En proposant la création d'un gouvernement économique de la zone euro, le tandem franco-allemand permettrait aux 17 de se doter d'un pilote et d'aller plus loin dans le fédéralisme, mais cela va-t-il suffire à résoudre durablement la crise de la dette?

La réponse des marchés a été sans détour mercredi: déçus de ne pas entendre parler d'euro-obligations ou de renforcement du Fonds de soutien européen (FESF), ils ont jugé les solutions avancées par le duo Sarkozy-Merkel floues et inadéquates pour faire face aux tensions sur les marchés financiers.

Au terme d'un mini-sommet mardi, les deux responsables européens ont proposé la création d'un nouveau gouvernement économique, qui se réunira deux fois par an et qui sera dirigé par le président de l'Union européenne Herman Van Rompuy.

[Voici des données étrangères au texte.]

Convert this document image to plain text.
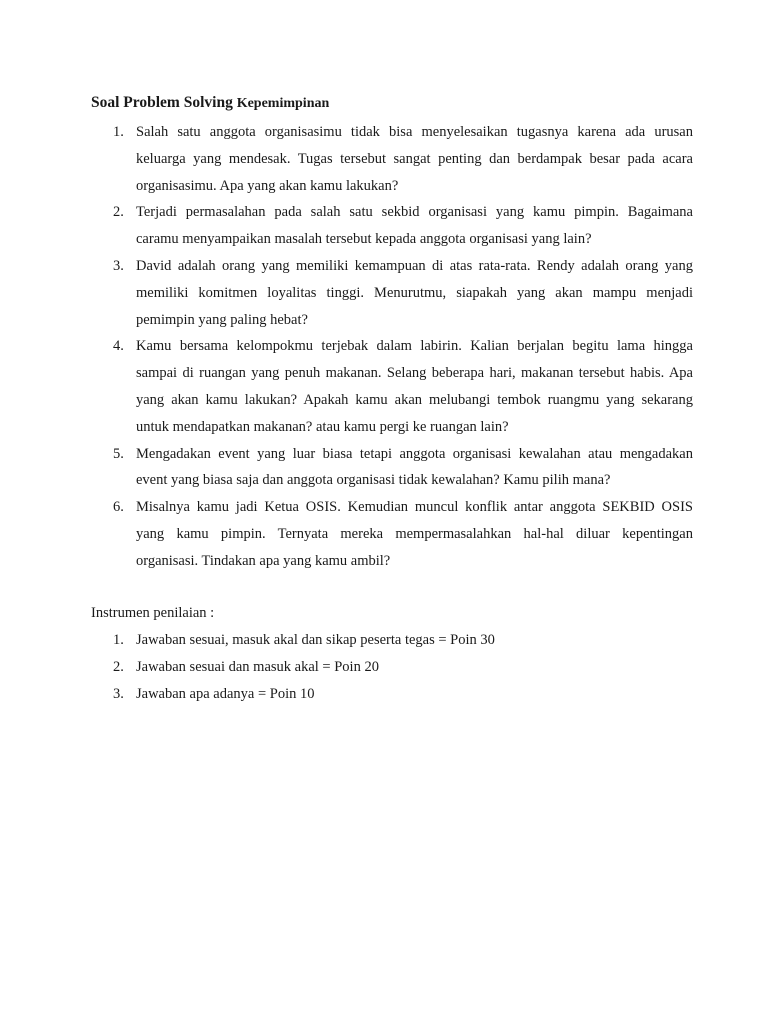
Soal Problem Solving Kepemimpinan
1. Salah satu anggota organisasimu tidak bisa menyelesaikan tugasnya karena ada urusan
keluarga yang mendesak. Tugas tersebut sangat penting dan berdampak besar pada acara
organisasimu. Apa yang akan kamu lakukan?
2. Terjadi permasalahan pada salah satu sekbid organisasi yang kamu pimpin. Bagaimana
caramu menyampaikan masalah tersebut kepada anggota organisasi yang lain?
3. David adalah orang yang memiliki kemampuan di atas rata-rata. Rendy adalah orang yang
memiliki komitmen loyalitas tinggi. Menurutmu, siapakah yang akan mampu menjadi
pemimpin yang paling hebat?
4. Kamu bersama kelompokmu terjebak dalam labirin. Kalian berjalan begitu lama hingga
sampai di ruangan yang penuh makanan. Selang beberapa hari, makanan tersebut habis. Apa
yang akan kamu lakukan? Apakah kamu akan melubangi tembok ruangmu yang sekarang
untuk mendapatkan makanan? atau kamu pergi ke ruangan lain?
5. Mengadakan event yang luar biasa tetapi anggota organisasi kewalahan atau mengadakan
event yang biasa saja dan anggota organisasi tidak kewalahan? Kamu pilih mana?
6. Misalnya kamu jadi Ketua OSIS. Kemudian muncul konflik antar anggota SEKBID OSIS
yang kamu pimpin. Ternyata mereka mempermasalahkan hal-hal diluar kepentingan
organisasi. Tindakan apa yang kamu ambil?
Instrumen penilaian :
1. Jawaban sesuai, masuk akal dan sikap peserta tegas = Poin 30
2. Jawaban sesuai dan masuk akal = Poin 20
3. Jawaban apa adanya = Poin 10
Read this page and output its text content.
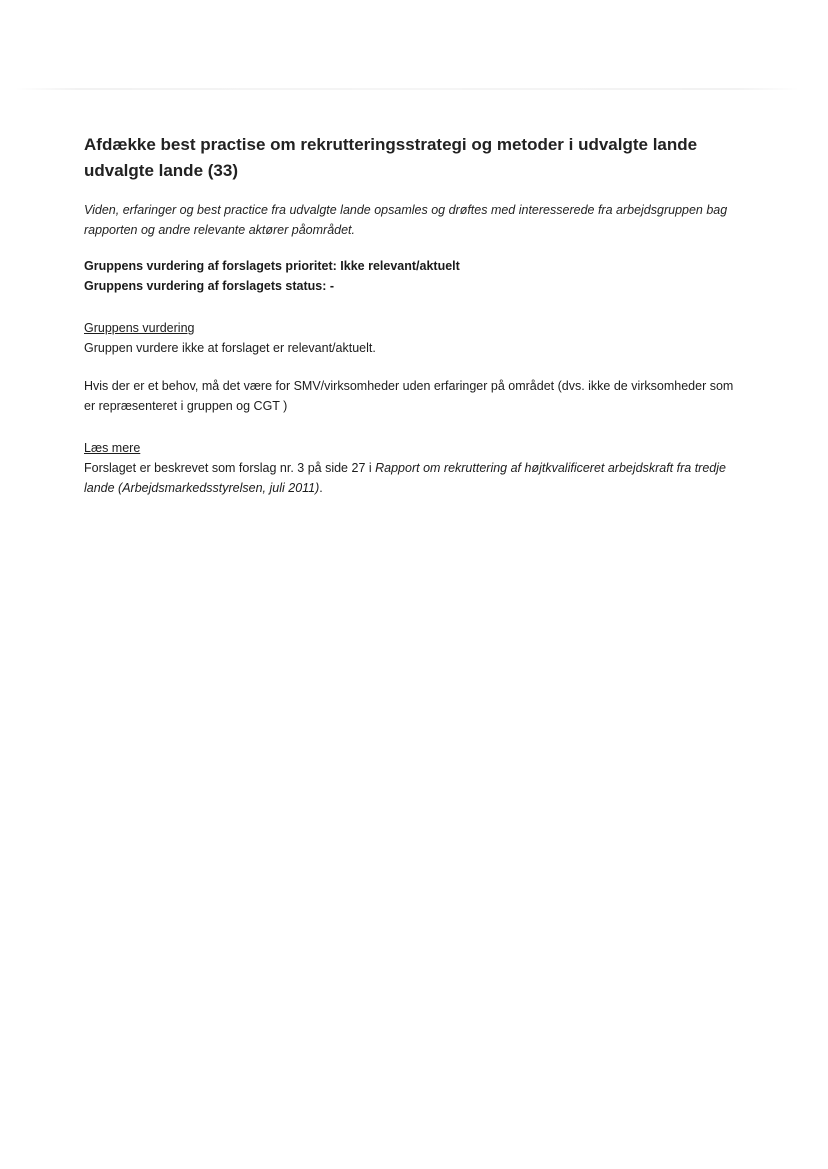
Afdække best practise om rekrutteringsstrategi og metoder i udvalgte lande udvalgte lande (33)

Viden, erfaringer og best practice fra udvalgte lande opsamles og drøftes med interesserede fra arbejdsgruppen bag rapporten og andre relevante aktører påområdet.

Gruppens vurdering af forslagets prioritet: Ikke relevant/aktuelt

Gruppens vurdering af forslagets status: -

Gruppens vurdering

Gruppen vurdere ikke at forslaget er relevant/aktuelt.

Hvis der er et behov, må det være for SMV/virksomheder uden erfaringer på området (dvs. ikke de virksomheder som er repræsenteret i gruppen og CGT )

Læs mere

Forslaget er beskrevet som forslag nr. 3 på side 27 i Rapport om rekruttering af højtkvalificeret arbejdskraft fra tredje lande (Arbejdsmarkedsstyrelsen, juli 2011).
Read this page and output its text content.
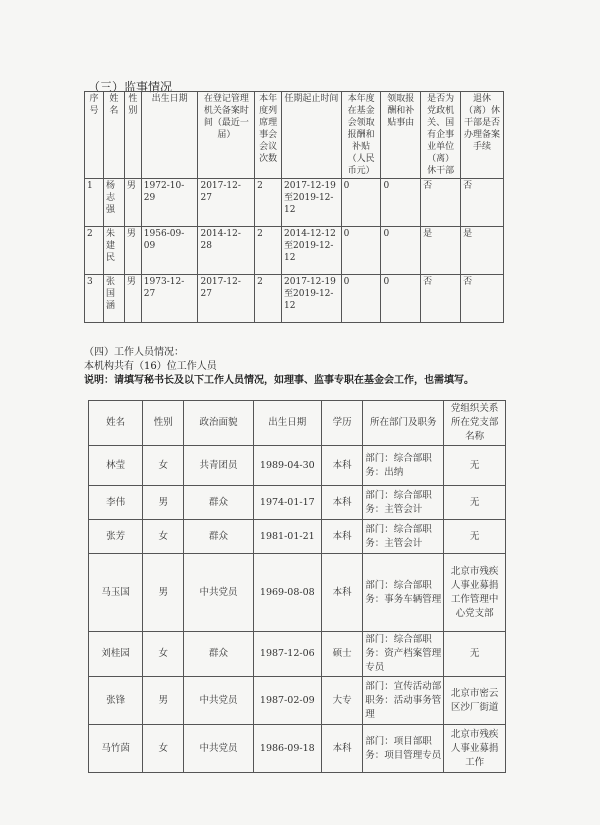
（三）监事情况
序号	姓名	性别	出生日期	在登记管理机关备案时间（最近一届）	本年度列席理事会会议次数	任期起止时间	本年度在基金会领取报酬和补贴（人民币元）	领取报酬和补贴事由	是否为党政机关、国有企事业单位（离）休干部	退休（离）休干部是否办理备案手续
1	杨志强	男	1972-10-29	2017-12-27	2	2017-12-19至2019-12-12	0	0	否	否
2	朱建民	男	1956-09-09	2014-12-28	2	2014-12-12至2019-12-12	0	0	是	是
3	张国涵	男	1973-12-27	2017-12-27	2	2017-12-19至2019-12-12	0	0	否	否
（四）工作人员情况：
本机构共有（16）位工作人员
说明：请填写秘书长及以下工作人员情况，如理事、监事专职在基金会工作，也需填写。
姓名	性别	政治面貌	出生日期	学历	所在部门及职务	党组织关系所在党支部名称
林莹	女	共青团员	1989-04-30	本科	部门：综合部职务：出纳	无
李伟	男	群众	1974-01-17	本科	部门：综合部职务：主管会计	无
张芳	女	群众	1981-01-21	本科	部门：综合部职务：主管会计	无
马玉国	男	中共党员	1969-08-08	本科	部门：综合部职务：事务车辆管理	北京市残疾人事业募捐工作管理中心党支部
刘桂园	女	群众	1987-12-06	硕士	部门：综合部职务：资产档案管理专员	无
张锋	男	中共党员	1987-02-09	大专	部门：宣传活动部职务：活动事务管理	北京市密云区沙厂街道
马竹茵	女	中共党员	1986-09-18	本科	部门：项目部职务：项目管理专员	北京市残疾人事业募捐工作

Mission: surveiller la mise en oeuvre du Pacte de stabilité censé limiter les déficits au sein de la zone euro et tenter de prévenir les crises.

«L'originalité de cette proposition ne saute pas aux yeux, puisqu'il s'agit d'institutionnaliser une pratique existante», souligne Christian Parisot, économiste pour la maison de courtage Aurel.

«On peut toutefois considérer qu'il s'agit d'un pas supplémentaire vers une plus grande coordination des politiques économiques», concède-t-il.

La zone euro organise en effet des sommets depuis la crise financière de 2008. Ces réunions se font déjà sous l'égide de M. Van Rompuy.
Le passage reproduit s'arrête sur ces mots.